Cabrera is the boyish-looking head of the Philippine office of the world’s most powerful professional services brand (and 8th most powerful brand overall, just behind Lego, Google, Nike, Ferrari, Visa, Walt Disney and NBC, according to consultancy Brand Finance earlier this year). Yet, he already exudes a gray-haired wisdom in placing a premium on values—those inherent in both the Filipino Isla Lipana and the global PwC.
In a word, it’s all about integrity, according to him.
Integrity remains, “regardless of the changes in the methods of doing things,” Cabrera states.
Integrity is at the center of their purpose of building trust in society and solving important problems.
Integrity is the reason he takes so much pride in sharing that they passed the Public Company Accounting Oversight Board (PCAOB) inspection, 100 percent b; “Malaking bagay sa isang (It’s a big thing for an) audit firm; we passed that – without exception,” he declares.
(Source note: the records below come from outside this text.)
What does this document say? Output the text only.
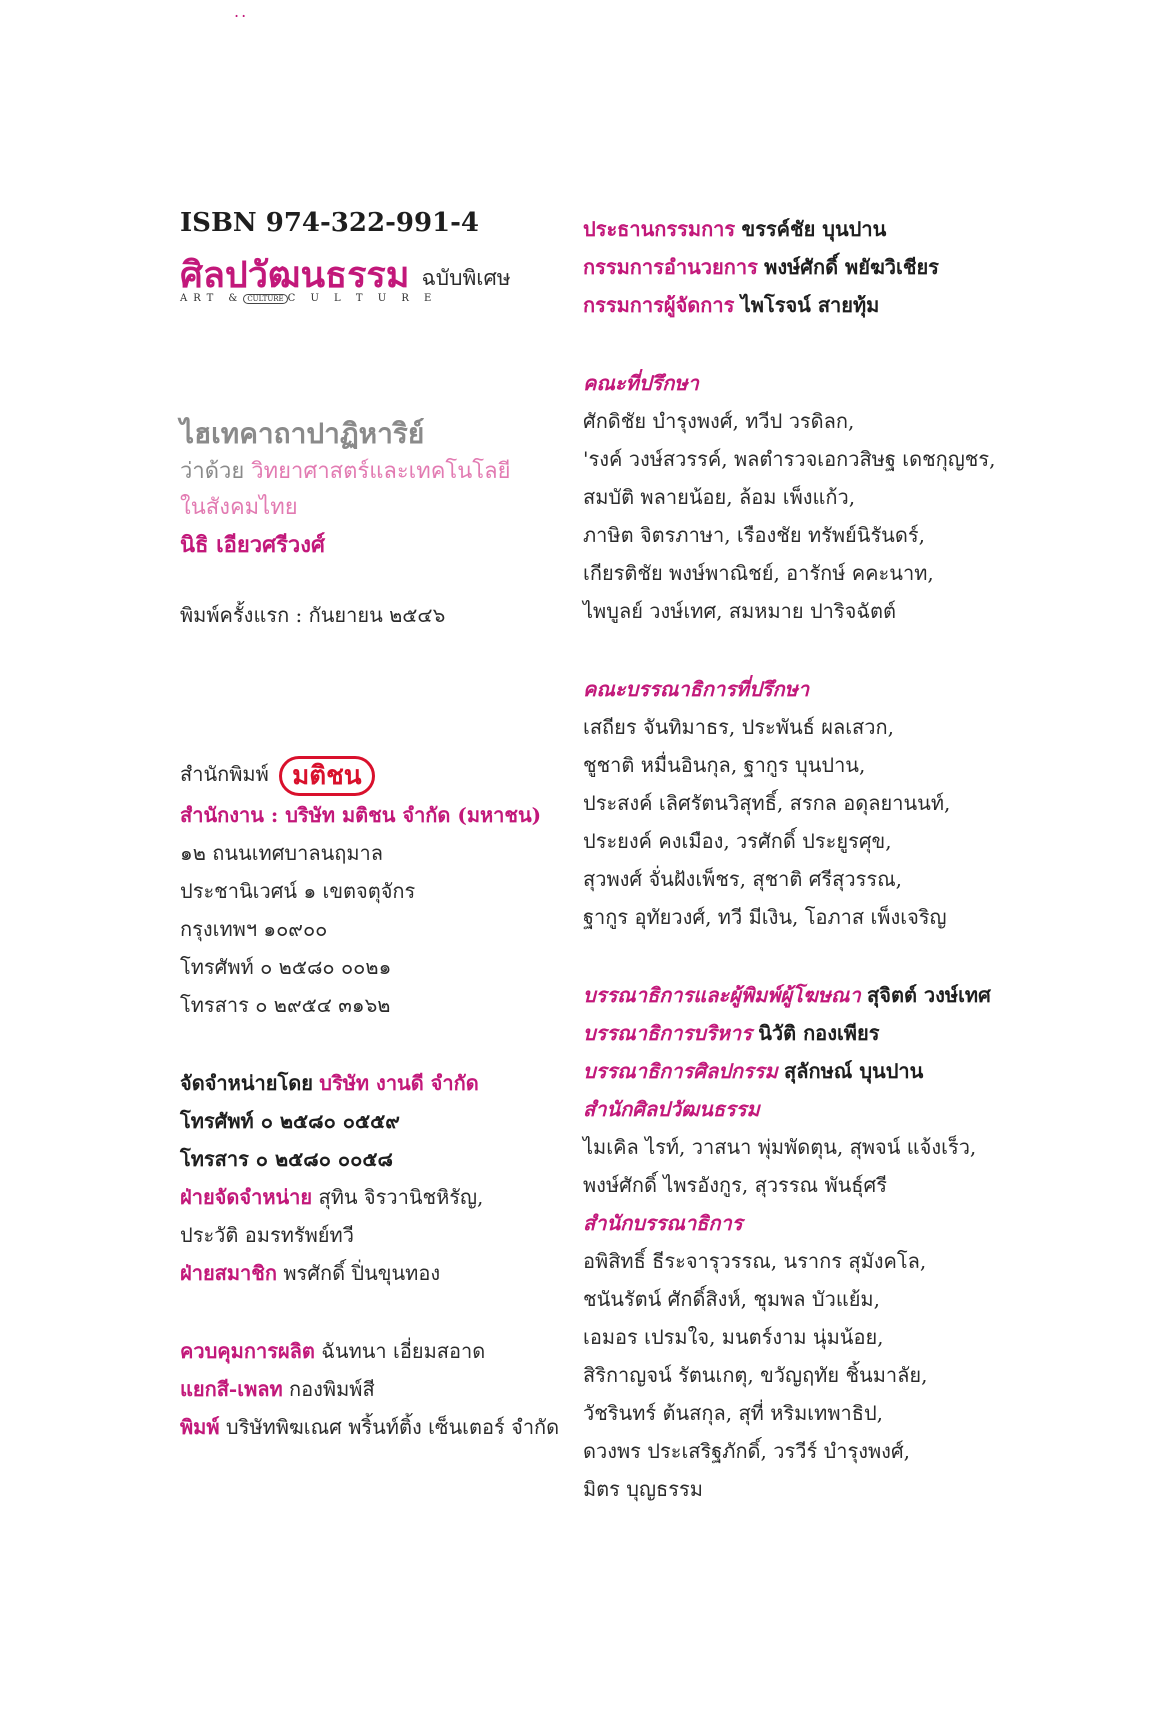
..
ISBN 974-322-991-4
ศิลปวัฒนธรรม ฉบับพิเศษ
ART & CULTURE C U L T U R E
ไฮเทคาถาปาฏิหาริย์
ว่าด้วย วิทยาศาสตร์และเทคโนโลยี
ในสังคมไทย
นิธิ เอียวศรีวงศ์
พิมพ์ครั้งแรก : กันยายน ๒๕๔๖
สำนักพิมพ์ มติชน
สำนักงาน : บริษัท มติชน จำกัด (มหาชน)
๑๒ ถนนเทศบาลนฤมาล
ประชานิเวศน์ ๑ เขตจตุจักร
กรุงเทพฯ ๑๐๙๐๐
โทรศัพท์ ๐ ๒๕๘๐ ๐๐๒๑
โทรสาร ๐ ๒๙๕๔ ๓๑๖๒
จัดจำหน่ายโดย บริษัท งานดี จำกัด
โทรศัพท์ ๐ ๒๕๘๐ ๐๕๕๙
โทรสาร ๐ ๒๕๘๐ ๐๐๕๘
ฝ่ายจัดจำหน่าย สุทิน จิรวานิชหิรัญ,
ประวัติ อมรทรัพย์ทวี
ฝ่ายสมาชิก พรศักดิ์ ปิ่นขุนทอง
ควบคุมการผลิต ฉันทนา เอี่ยมสอาด
แยกสี-เพลท กองพิมพ์สี
พิมพ์ บริษัทพิฆเณศ พริ้นท์ติ้ง เซ็นเตอร์ จำกัด
ประธานกรรมการ ขรรค์ชัย บุนปาน
กรรมการอำนวยการ พงษ์ศักดิ์ พยัฆวิเชียร
กรรมการผู้จัดการ ไพโรจน์ สายทุ้ม
คณะที่ปรึกษา
ศักดิชัย บำรุงพงศ์, ทวีป วรดิลก,
'รงค์ วงษ์สวรรค์, พลตำรวจเอกวสิษฐ เดชกุญชร,
สมบัติ พลายน้อย, ล้อม เพ็งแก้ว,
ภาษิต จิตรภาษา, เรืองชัย ทรัพย์นิรันดร์,
เกียรติชัย พงษ์พาณิชย์, อารักษ์ คคะนาท,
ไพบูลย์ วงษ์เทศ, สมหมาย ปาริจฉัตต์
คณะบรรณาธิการที่ปรึกษา
เสถียร จันทิมาธร, ประพันธ์ ผลเสวก,
ชูชาติ หมื่นอินกุล, ฐากูร บุนปาน,
ประสงค์ เลิศรัตนวิสุทธิ์, สรกล อดุลยานนท์,
ประยงค์ คงเมือง, วรศักดิ์ ประยูรศุข,
สุวพงศ์ จั่นฝังเพ็ชร, สุชาติ ศรีสุวรรณ,
ฐากูร อุทัยวงศ์, ทวี มีเงิน, โอภาส เพ็งเจริญ
บรรณาธิการและผู้พิมพ์ผู้โฆษณา สุจิตต์ วงษ์เทศ
บรรณาธิการบริหาร นิวัติ กองเพียร
บรรณาธิการศิลปกรรม สุลักษณ์ บุนปาน
สำนักศิลปวัฒนธรรม
ไมเคิล ไรท์, วาสนา พุ่มพัดตุน, สุพจน์ แจ้งเร็ว,
พงษ์ศักดิ์ ไพรอังกูร, สุวรรณ พันธุ์ศรี
สำนักบรรณาธิการ
อพิสิทธิ์ ธีระจารุวรรณ, นรากร สุมังคโล,
ชนันรัตน์ ศักดิ์สิงห์, ชุมพล บัวแย้ม,
เอมอร เปรมใจ, มนตร์งาม นุ่มน้อย,
สิริกาญจน์ รัตนเกตุ, ขวัญฤทัย ชิ้นมาลัย,
วัชรินทร์ ต้นสกุล, สุที่ หริมเทพาธิป,
ดวงพร ประเสริฐภักดิ์, วรวีร์ บำรุงพงศ์,
มิตร บุญธรรม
The trust brought about by their insistence on integrity is what keeps clients with them – and brings in new ones.
Cabrera reveals that publicly listed Ortigas & Co. has been with them almost from the beginning, entrusting the firm to handle their audit for decades now.
Of course, the emphasis on integrity comes with the trust that the PwC team can deliver. You have to have it, says Cabrera: that’s 50 percent of landing an engagement.
The PwC Philippines chairman and senior partner is also quick to dispel perceptions that his firm is expensive and therefore only for huge companies and multinationals:
“ ‘Expensive’ is relative, and is actually based on the value you get and on the insights we bring to the table,” he explains, saying that the firm is not “myopic” in terms of what clients it serves and that they are able to put forward services or advice that are particularly sensitive to their business issues.
He cites the Catholic Bishops’ Conference of the Philippines and the Roman Catholic Archdiocese of Manila (yes, they are the auditors of the Papal funds in the Philippines) as clients. Davao City has asked PwC to look into their investment incentives offerings. They have also advised the Public-Private Partnership Center on enticing foreign players to invest in infrastructure locally.